Heineken’s next chief executive, due to take the reins in June, will be tasked with delivering on a strategy unveiled in October that promised higher beer sales using a slimmer resource base. The company said on Wednesday it plans to reduce its global headcount by up to 6,000 jobs over the coming two years and lowered its profit growth expectations for 2026 compared with forecasts a year earlier.
Those moves come as the world’s second-largest brewer, behind Anheuser-Busch InBev, contends with sluggish demand for beer and mounting pressure from investors. The brewer of Heineken, Amstel and Tiger is still searching for a new chief after the departure of its current CEO was announced in January; he will leave after six years in charge amid falling beer sales and investor dissatisfaction.
Volume recovery remains elusive
Reviving sales volumes is likely to be the most immediate and visible challenge for the incoming CEO. The recovery that investors hope for - mid-single-digit volume growth - looks some way off, with analyst expectations in the market pointing to volumes remaining well below that level until 2027. A range of headwinds cited by market observers - from adverse weather to political unrest - have disrupted the path back to steady growth.
Options to accelerate volume growth are limited while consumer spending remains constrained. Some competitors are seeking to broaden their revenue sources. For example, Carlsberg has pursued the acquisition of soft drinks maker Britvic as a way to offset slow beer sales and to diversify into non-alcoholic categories. Brewers are also increasingly allocating resources to non-alcoholic beer, a segment that has been growing rapidly and could help offset weaker alcoholic beer trajectories.

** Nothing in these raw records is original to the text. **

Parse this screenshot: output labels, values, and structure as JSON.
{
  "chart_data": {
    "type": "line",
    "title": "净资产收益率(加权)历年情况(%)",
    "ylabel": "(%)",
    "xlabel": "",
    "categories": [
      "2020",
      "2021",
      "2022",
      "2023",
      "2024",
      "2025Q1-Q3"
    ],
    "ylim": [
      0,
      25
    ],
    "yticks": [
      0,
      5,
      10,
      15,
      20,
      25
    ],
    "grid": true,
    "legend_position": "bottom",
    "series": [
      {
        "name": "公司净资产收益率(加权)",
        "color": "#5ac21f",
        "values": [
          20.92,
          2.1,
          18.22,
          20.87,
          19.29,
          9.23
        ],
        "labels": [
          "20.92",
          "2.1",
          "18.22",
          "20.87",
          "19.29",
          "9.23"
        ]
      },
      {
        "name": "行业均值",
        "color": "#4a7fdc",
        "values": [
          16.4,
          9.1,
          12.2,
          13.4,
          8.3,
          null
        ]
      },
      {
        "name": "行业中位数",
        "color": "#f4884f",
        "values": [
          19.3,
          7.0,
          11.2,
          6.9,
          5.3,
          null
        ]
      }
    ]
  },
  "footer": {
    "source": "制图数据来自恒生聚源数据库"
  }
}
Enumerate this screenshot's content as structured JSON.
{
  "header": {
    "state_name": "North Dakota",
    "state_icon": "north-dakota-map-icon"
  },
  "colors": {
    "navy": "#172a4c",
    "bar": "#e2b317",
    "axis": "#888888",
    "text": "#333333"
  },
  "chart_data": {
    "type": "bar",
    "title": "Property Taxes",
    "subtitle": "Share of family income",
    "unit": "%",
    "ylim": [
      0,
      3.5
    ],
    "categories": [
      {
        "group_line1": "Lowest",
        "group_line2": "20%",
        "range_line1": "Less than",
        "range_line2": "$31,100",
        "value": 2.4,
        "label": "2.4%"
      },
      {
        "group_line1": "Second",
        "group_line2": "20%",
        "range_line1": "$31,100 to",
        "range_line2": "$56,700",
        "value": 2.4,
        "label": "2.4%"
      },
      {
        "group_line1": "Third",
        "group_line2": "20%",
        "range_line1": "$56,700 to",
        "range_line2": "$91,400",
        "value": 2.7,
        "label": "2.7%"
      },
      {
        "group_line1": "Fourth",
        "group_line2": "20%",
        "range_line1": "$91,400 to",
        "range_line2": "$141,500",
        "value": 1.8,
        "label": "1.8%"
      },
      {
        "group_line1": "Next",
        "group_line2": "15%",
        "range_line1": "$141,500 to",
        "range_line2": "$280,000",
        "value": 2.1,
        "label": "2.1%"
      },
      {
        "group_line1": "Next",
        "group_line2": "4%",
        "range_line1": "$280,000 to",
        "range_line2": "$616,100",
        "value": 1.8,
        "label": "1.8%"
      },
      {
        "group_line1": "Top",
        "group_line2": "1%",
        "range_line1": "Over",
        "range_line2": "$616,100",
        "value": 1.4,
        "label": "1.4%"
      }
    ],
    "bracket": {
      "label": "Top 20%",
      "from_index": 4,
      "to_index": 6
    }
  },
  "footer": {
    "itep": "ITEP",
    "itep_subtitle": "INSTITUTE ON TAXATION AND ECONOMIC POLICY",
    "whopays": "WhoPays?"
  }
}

Investor returns and cost discipline
Investors point to Heineken’s weaker total shareholder returns relative to some peers, where companies such as AB InBev have deployed multi-billion-dollar share buyback programmes. Heineken has pledged annual savings of 500 million euros, and shareholders want to see those efficiencies translate into stronger profit delivery. The new CEO will need to balance cost cuts with selective investments to ensure the company can capitalize when demand improves.
Cost efficiency is a noted area of underperformance versus AB InBev, according to investors, and management will face scrutiny on where and how savings are implemented so that short-term reductions do not impair the brewer’s ability to benefit from a market rebound.
Production footprint decisions
Some analysts and investors argue that Heineken operates too many breweries, especially in mature regions such as Europe where future growth is limited. Concerns exist that changing drinking habits could lead to further declines in volumes. The next CEO will have to decide whether to close facilities or, as the outgoing leader did, defend the existing production footprint. Any site closures would be a sensitive strategic and operational choice.
Restoring valuation and investor confidence
Heineken’s market valuation has suffered more than those of many peers since 2021 as expectations for future earnings have moderated. Rebuilding the company’s valuation will require convincing investors that sales and profits can recover, even as the business navigates political and economic turbulence, generational shifts in drinking habits and emerging threats such as the growing popularity of weight-loss drugs. Restoring optimism will depend on a credible, executable plan that shows both top-line recovery and tangible margin improvements.
For the incoming chief executive, the test will be to show how stronger sales can be achieved with fewer resources while ensuring cost savings do not compromise long-term growth prospects.